Given the different fact scenario with respect to the Livingstones, the lack of a clear on-the-record statement of the rights the Livingstones were being asked to waive, the abbreviated Discussion in chambers, and the absence of any proposed written agreement which the Livingstones could read, much less take home to review, we conclude that the defendants have not met their burden to prove that the Livingstones gave informed and voluntary consent to a waiver of their right to bring an action under section 1983.

Because the defendants have failed to show that there are no genuine issues of material fact on the issue of the Livingstones' informed and voluntary consent to release their right to sue, we need not decide at this time many of the other issues as to which the parties have differed, such as whether the putative agreement was sufficiently definite to constitute a binding contract, the effect of the Livingstones' failure to forward to Washington Township Mrs. Livingstone's medical bills and the couple's bills for property damage, the failure of Washington Township to promptly ratify the agreement by formal resolution until after this suit was brought, and the validity of any such agreement under Pennsylvania law.*fn8 The district court did not rule on these matters which, if relevant on remand, are for that court's consideration in the first instance.

Should the district court determine that there is a jury issue as to voluntariness,*fn9 the release cannot be upheld unless it also withstands the court's scrutiny as to whether there was prosecutorial overreaching and whether the release-dismissal agreement advanced the public interest. Although the court in Berry stated these issues are for the court rather than the jury, 887 F.2d at 637, there may be factual issues intertwined with the legal issues, such as whether the public interest reason proffered by the prosecutor is the actual reason that motivated the prosecutor to enter into the release-dismissal agreement. Id. at 637 n.2.
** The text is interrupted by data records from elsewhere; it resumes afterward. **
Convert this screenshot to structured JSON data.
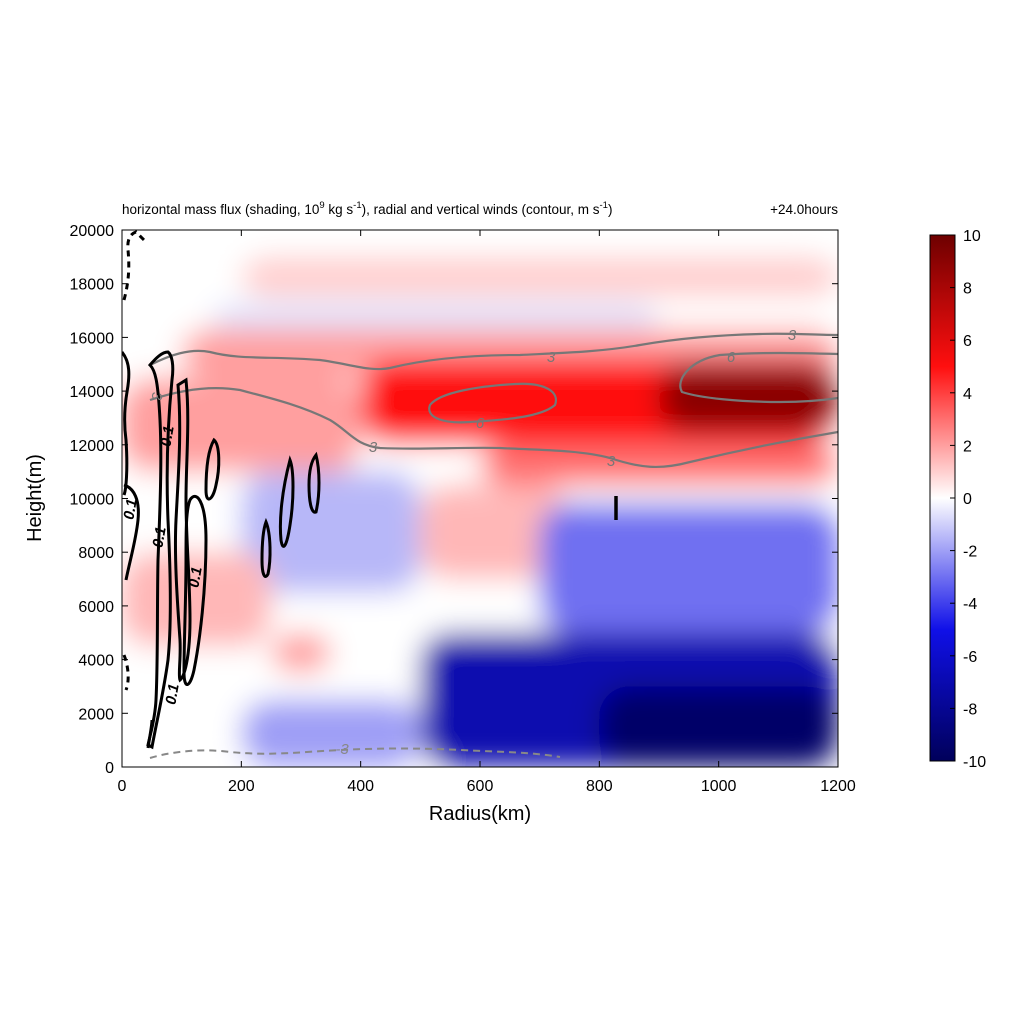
{
  "header": {
    "title_parts": [
      "horizontal mass flux (shading, 10",
      "9",
      " kg s",
      "-1",
      "), radial and vertical winds (contour, m s",
      "-1",
      ")"
    ],
    "time_label": "+24.0hours"
  },
  "chart_data": {
    "type": "heatmap",
    "xlabel": "Radius(km)",
    "ylabel": "Height(m)",
    "xlim": [
      0,
      1200
    ],
    "ylim": [
      0,
      20000
    ],
    "x_ticks": [
      0,
      200,
      400,
      600,
      800,
      1000,
      1200
    ],
    "y_ticks": [
      0,
      2000,
      4000,
      6000,
      8000,
      10000,
      12000,
      14000,
      16000,
      18000,
      20000
    ],
    "colorbar": {
      "min": -10,
      "max": 10,
      "ticks": [
        10,
        8,
        6,
        4,
        2,
        0,
        -2,
        -4,
        -6,
        -8,
        -10
      ],
      "colors": {
        "low": "#00005a",
        "mid_low": "#1010e8",
        "zero": "#ffffff",
        "mid_high": "#ff0f0f",
        "high": "#6e0000"
      }
    },
    "shading_regions": [
      {
        "r": [
          0,
          1200
        ],
        "z": [
          0,
          19500
        ],
        "value": 0
      },
      {
        "r": [
          200,
          1200
        ],
        "z": [
          17500,
          19000
        ],
        "value": 1
      },
      {
        "r": [
          150,
          900
        ],
        "z": [
          16200,
          17300
        ],
        "value": -0.6
      },
      {
        "r": [
          100,
          1200
        ],
        "z": [
          14500,
          16300
        ],
        "value": 2
      },
      {
        "r": [
          400,
          1200
        ],
        "z": [
          12000,
          15200
        ],
        "value": 5
      },
      {
        "r": [
          900,
          1200
        ],
        "z": [
          12500,
          15000
        ],
        "value": 9
      },
      {
        "r": [
          0,
          400
        ],
        "z": [
          11000,
          14500
        ],
        "value": 2
      },
      {
        "r": [
          600,
          1200
        ],
        "z": [
          10500,
          12000
        ],
        "value": 3
      },
      {
        "r": [
          200,
          500
        ],
        "z": [
          6500,
          11000
        ],
        "value": -1.5
      },
      {
        "r": [
          500,
          750
        ],
        "z": [
          7000,
          10500
        ],
        "value": 1.5
      },
      {
        "r": [
          700,
          1200
        ],
        "z": [
          5000,
          9800
        ],
        "value": -3
      },
      {
        "r": [
          250,
          350
        ],
        "z": [
          3500,
          5000
        ],
        "value": 2
      },
      {
        "r": [
          0,
          250
        ],
        "z": [
          4500,
          8000
        ],
        "value": 1.5
      },
      {
        "r": [
          500,
          1200
        ],
        "z": [
          0,
          5000
        ],
        "value": -7
      },
      {
        "r": [
          800,
          1200
        ],
        "z": [
          0,
          3000
        ],
        "value": -9.5
      },
      {
        "r": [
          200,
          500
        ],
        "z": [
          0,
          2500
        ],
        "value": -2
      }
    ],
    "contours": {
      "radial_wind_solid_gray": [
        {
          "level": 3,
          "labels_at": [
            [
              720,
              15200
            ],
            [
              1120,
              16000
            ],
            [
              410,
              11900
            ],
            [
              40,
              13900
            ]
          ]
        },
        {
          "level": 6,
          "labels_at": [
            [
              600,
              12800
            ],
            [
              1020,
              15100
            ]
          ]
        }
      ],
      "radial_wind_dashed_gray": [
        {
          "level": -3,
          "labels_at": [
            [
              370,
              600
            ]
          ]
        }
      ],
      "vertical_wind_solid_black": [
        {
          "level": 0.1,
          "labels_at": [
            [
              85,
              12300
            ],
            [
              30,
              9900
            ],
            [
              70,
              8600
            ],
            [
              130,
              6800
            ],
            [
              90,
              2800
            ]
          ]
        }
      ]
    }
  }
}
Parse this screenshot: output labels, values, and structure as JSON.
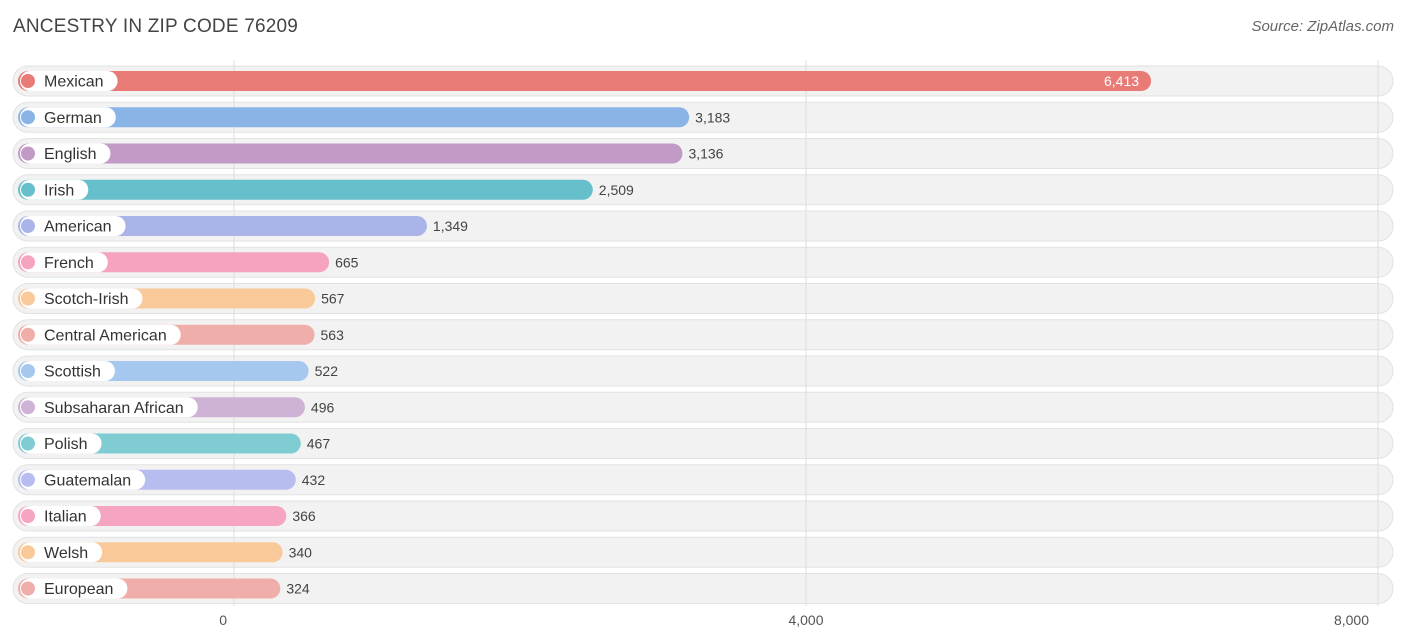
{
  "header": {
    "title": "ANCESTRY IN ZIP CODE 76209",
    "source": "Source: ZipAtlas.com"
  },
  "chart_data": {
    "type": "bar",
    "orientation": "horizontal",
    "title": "ANCESTRY IN ZIP CODE 76209",
    "xlabel": "",
    "ylabel": "",
    "xlim": [
      0,
      8000
    ],
    "ticks": [
      0,
      4000,
      8000
    ],
    "tick_labels": [
      "0",
      "4,000",
      "8,000"
    ],
    "grid": true,
    "categories": [
      "Mexican",
      "German",
      "English",
      "Irish",
      "American",
      "French",
      "Scotch-Irish",
      "Central American",
      "Scottish",
      "Subsaharan African",
      "Polish",
      "Guatemalan",
      "Italian",
      "Welsh",
      "European"
    ],
    "values": [
      6413,
      3183,
      3136,
      2509,
      1349,
      665,
      567,
      563,
      522,
      496,
      467,
      432,
      366,
      340,
      324
    ],
    "value_labels": [
      "6,413",
      "3,183",
      "3,136",
      "2,509",
      "1,349",
      "665",
      "567",
      "563",
      "522",
      "496",
      "467",
      "432",
      "366",
      "340",
      "324"
    ],
    "colors": [
      "#e87b76",
      "#8ab4e6",
      "#c19ac6",
      "#66c0cb",
      "#aab4e8",
      "#f6a3bf",
      "#f9c999",
      "#f0aeaa",
      "#a7c8ee",
      "#cfb3d6",
      "#7fcdd2",
      "#b8bdf0",
      "#f5a5c2",
      "#f9c999",
      "#f0aeaa"
    ]
  }
}
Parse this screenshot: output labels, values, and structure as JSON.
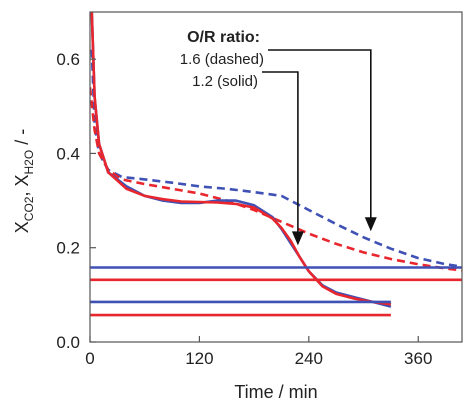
{
  "chart_data": {
    "type": "line",
    "xlabel": "Time / min",
    "ylabel": {
      "main": "X",
      "sub1": "CO2",
      "sep": ", X",
      "sub2": "H2O",
      "tail": " / -"
    },
    "xlim": [
      0,
      408
    ],
    "ylim": [
      0.0,
      0.7
    ],
    "x_ticks": [
      0,
      120,
      240,
      360
    ],
    "y_ticks": [
      0.0,
      0.2,
      0.4,
      0.6
    ],
    "x_tick_labels": [
      "0",
      "120",
      "240",
      "360"
    ],
    "y_tick_labels": [
      "0.0",
      "0.2",
      "0.4",
      "0.6"
    ],
    "grid": false,
    "colors": {
      "blue": "#3f51b5",
      "red": "#e8262d"
    },
    "annotation": {
      "title": "O/R ratio:",
      "dashed_label": "1.6 (dashed)",
      "solid_label": "1.2 (solid)"
    },
    "series": [
      {
        "color": "blue",
        "style": "dashed",
        "x": [
          2,
          5,
          10,
          20,
          35,
          60,
          90,
          120,
          150,
          180,
          210,
          240,
          270,
          300,
          330,
          360,
          390,
          408
        ],
        "y": [
          0.62,
          0.46,
          0.4,
          0.365,
          0.35,
          0.345,
          0.338,
          0.33,
          0.325,
          0.318,
          0.31,
          0.28,
          0.25,
          0.222,
          0.198,
          0.178,
          0.165,
          0.16
        ]
      },
      {
        "color": "red",
        "style": "dashed",
        "x": [
          0,
          5,
          10,
          20,
          35,
          60,
          90,
          120,
          150,
          180,
          210,
          240,
          270,
          300,
          330,
          360,
          390,
          408
        ],
        "y": [
          0.54,
          0.45,
          0.4,
          0.365,
          0.345,
          0.335,
          0.325,
          0.315,
          0.3,
          0.28,
          0.255,
          0.23,
          0.208,
          0.19,
          0.176,
          0.165,
          0.156,
          0.152
        ]
      },
      {
        "color": "blue",
        "style": "solid",
        "x": [
          2,
          5,
          10,
          20,
          40,
          60,
          80,
          100,
          120,
          140,
          160,
          180,
          200,
          210,
          220,
          230,
          240,
          255,
          270,
          290,
          310,
          330
        ],
        "y": [
          0.7,
          0.52,
          0.42,
          0.36,
          0.33,
          0.31,
          0.3,
          0.295,
          0.295,
          0.3,
          0.3,
          0.29,
          0.265,
          0.24,
          0.21,
          0.18,
          0.15,
          0.12,
          0.105,
          0.095,
          0.085,
          0.075
        ]
      },
      {
        "color": "red",
        "style": "solid",
        "x": [
          2,
          5,
          10,
          20,
          40,
          60,
          80,
          100,
          120,
          140,
          160,
          180,
          200,
          210,
          220,
          230,
          240,
          255,
          270,
          290,
          310,
          330
        ],
        "y": [
          0.7,
          0.52,
          0.42,
          0.36,
          0.325,
          0.31,
          0.303,
          0.298,
          0.297,
          0.296,
          0.293,
          0.285,
          0.262,
          0.242,
          0.215,
          0.18,
          0.15,
          0.118,
          0.102,
          0.092,
          0.085,
          0.08
        ]
      },
      {
        "color": "blue",
        "style": "solid",
        "kind": "horizontal-line",
        "x": [
          0,
          408
        ],
        "y": [
          0.158,
          0.158
        ]
      },
      {
        "color": "red",
        "style": "solid",
        "kind": "horizontal-line",
        "x": [
          0,
          408
        ],
        "y": [
          0.132,
          0.132
        ]
      },
      {
        "color": "blue",
        "style": "solid",
        "kind": "horizontal-line",
        "x": [
          0,
          330
        ],
        "y": [
          0.085,
          0.085
        ]
      },
      {
        "color": "red",
        "style": "solid",
        "kind": "horizontal-line",
        "x": [
          0,
          330
        ],
        "y": [
          0.057,
          0.057
        ]
      }
    ],
    "arrows": [
      {
        "label": "solid",
        "from": [
          228,
          0.575
        ],
        "to": [
          228,
          0.205
        ]
      },
      {
        "label": "dashed",
        "from": [
          308,
          0.61
        ],
        "to": [
          308,
          0.235
        ]
      }
    ]
  }
}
In our recent opinion in Cain, we explained that defendants must show that the prosecutor made the decision to enter into a release-dismissal agreement out of a case-specific concern for the public interest in preserving governmental resources rather than out of concern for the private interests of government officials. 7 F.3d at 381. Examples of valid prosecutorial interests accepted by the courts are the desire to protect a witness from the trauma of testifying discussed in Rumery, 480 U.S. at 398, and the move of the principal prosecution's witness away from the area of trial in Woods, 994 F.2d at 500. In applying that consideration here, the district court will have to take into account that the agreement was struck, if at all, towards the Conclusion of Mrs. Livingstone's defense, that the cost of the prosecution had already been incurred, and that whatever opportunity existed for further rupture within the Livingstone family had been accomplished by the testimony of all family members save Mrs. Livingstone. We make these comments merely to emphasize for the district court's benefit that a general belief by prosecutors that release-dismissal agreements serve valid purposes is not sufficient to satisfy the public interest prong of the Rumery test.

The release is only one of the defenses asserted by the defendants.*fn10 If it is not dispositive pre-trial, the court will, of course, proceed to the remaining issues.



For the reasons set forth above, we will reverse the entry of summary judgment and remand for further proceedings in accordance with this opinion.